West is a little tricky to value due to the strong financial performance during the pandemic. The stock has also been known to trade at a premium valuation, even prior to Covid-19. Excluding 2020-present on Fast Graphs shows the stock grew earnings at a rate of 12.8% and traded at an average of P/E of 24x. In more recent years, earnings have exploded but so has the valuation. During late 2021 the stock even traded as high as 60x earnings. Keep in mind that future growth will not be comparable to the pandemic years.

West FAST Graphs
West EPS 2002-2019 via FAST Graphs

If we use a 24x multiple and multiply by 2022 earnings estimates of 8.19 we get a price of $196.56. Using the more expensive 20-year average multiple of about 27x gets us a price of $221.13. Keep in mind this 2022 value of 8.19 EPS is a recent revision due to lower guidance by West. Analyst estimates on earnings dropped from 9.08 before the Q3 earnings call down to 8.19 afterwards.

West FAST Graphs
West EPS 2002-Present via FAST Graphs

I don’t think one bad quarter or lower guidance for next quarter is a reason to panic or overreact. On a long-term basis paying 27x isn’t unreasonable if they continue to generate strong earnings (and cash flow) growth. Again, the company grew earnings by 12.8% over the last 18 years prior to the pandemic. Earnings didn’t decline much during the Great Financial Crisis due to the defensive nature of the industry. The stock also rarely trades at what most would consider to be cheap valuations. Therefore, I think around $220 is a fair price to pay for the company, and around $200 is a good deal.

Dividend Outlook

West is not a company that is known for their dividend growth.
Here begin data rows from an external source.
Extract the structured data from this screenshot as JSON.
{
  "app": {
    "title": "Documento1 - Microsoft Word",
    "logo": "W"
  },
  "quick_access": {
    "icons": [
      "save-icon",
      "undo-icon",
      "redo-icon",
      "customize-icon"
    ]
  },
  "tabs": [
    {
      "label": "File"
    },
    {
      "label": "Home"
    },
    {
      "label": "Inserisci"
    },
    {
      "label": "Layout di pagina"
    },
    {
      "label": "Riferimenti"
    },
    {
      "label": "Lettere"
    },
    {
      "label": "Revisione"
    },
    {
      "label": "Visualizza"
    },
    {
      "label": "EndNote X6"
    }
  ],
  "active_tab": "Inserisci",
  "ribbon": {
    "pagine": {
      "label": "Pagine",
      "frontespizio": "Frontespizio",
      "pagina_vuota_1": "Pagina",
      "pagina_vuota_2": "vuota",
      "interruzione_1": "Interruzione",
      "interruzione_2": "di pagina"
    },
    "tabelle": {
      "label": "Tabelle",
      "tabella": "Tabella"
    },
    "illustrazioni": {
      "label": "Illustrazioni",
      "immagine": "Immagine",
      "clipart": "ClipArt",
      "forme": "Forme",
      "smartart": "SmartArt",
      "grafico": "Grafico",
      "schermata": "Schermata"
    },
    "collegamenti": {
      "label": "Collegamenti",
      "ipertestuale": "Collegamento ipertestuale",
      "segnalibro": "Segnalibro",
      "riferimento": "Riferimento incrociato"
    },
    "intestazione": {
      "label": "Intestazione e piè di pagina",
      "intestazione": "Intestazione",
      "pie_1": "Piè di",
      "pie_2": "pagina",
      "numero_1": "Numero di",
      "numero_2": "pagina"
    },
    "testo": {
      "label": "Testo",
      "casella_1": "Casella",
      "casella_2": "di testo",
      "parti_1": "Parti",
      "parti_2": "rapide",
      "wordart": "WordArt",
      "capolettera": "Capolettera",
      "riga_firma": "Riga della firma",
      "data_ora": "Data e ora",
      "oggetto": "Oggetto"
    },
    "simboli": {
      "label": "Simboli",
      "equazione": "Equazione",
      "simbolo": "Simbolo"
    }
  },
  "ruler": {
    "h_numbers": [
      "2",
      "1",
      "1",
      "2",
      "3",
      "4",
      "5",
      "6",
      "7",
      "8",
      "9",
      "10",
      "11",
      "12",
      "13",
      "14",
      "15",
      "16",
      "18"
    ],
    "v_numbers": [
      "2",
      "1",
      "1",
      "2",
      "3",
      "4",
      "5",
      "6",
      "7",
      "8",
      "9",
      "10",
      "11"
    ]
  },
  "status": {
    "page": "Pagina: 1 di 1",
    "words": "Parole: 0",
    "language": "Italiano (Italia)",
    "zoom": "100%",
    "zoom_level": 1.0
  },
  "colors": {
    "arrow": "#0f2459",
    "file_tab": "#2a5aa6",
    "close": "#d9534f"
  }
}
While they are a dividend aristocrat and have now reached 30 consecutive years of dividend increases, recent raises have only been $0.01 per quarter or $0.04 per year. From 2018 to 2022 they paid out $0.57, $0.61, $0.65, $0.69 and $0.73 per share. The yield is currently only around 0.35% and 5-year dividend CAGR is 6.61%.

West dividend metrics
Source: My Calculations

On a free cash flow basis the payout ratio is only around 13%. Free cash flow per share has grown at a rate of about 25% since 2014, suggesting there is still plenty of room to grow the dividend.

West is also not a company known for buying back shares. Shares have actually trended up slightly over time, although they have been increasing their buybacks slightly in more recent years. Shares outstanding went from 68 million in 2012 to 74 million as of the most recent filing. Ultimately, this is not a stock to buy for generous returns to shareholders and is instead one that generates strong capital appreciation due to underlying business growth.

Summary

West Pharmaceutical is strong business in a mission-critical industry the mostly flies under the radar. The company provides essential components used in vaccines, pharmaceuticals, and other treatments to global healthcare markets. The company has a wide moat bolstered by its global manufacturing scale, regulatory hurdles, and customer relationships. Due to the importance of its products, sales are relatively consistent without much cyclicality. While a big beneficiary of the Covid-19 pandemic, West has still shown its capable of generating respectable long-term growth. Like many other high-quality businesses, the biggest weakness appears to be the valuation. In my view, if purchased at a reasonable price, West Pharmaceutical has the potential to consistently generate market beating returns.

West company snapshot
Source: My Calculations

Disclosure: I have a beneficial long position in West Pharmaceutical Services. I wrote this article myself, and it expresses my own opinions. I am not receiving compensation for it. I have no business relationship with any company whose stock is mentioned in this article. Always do your own due diligence before making investment decisions or putting capital at risk in the market.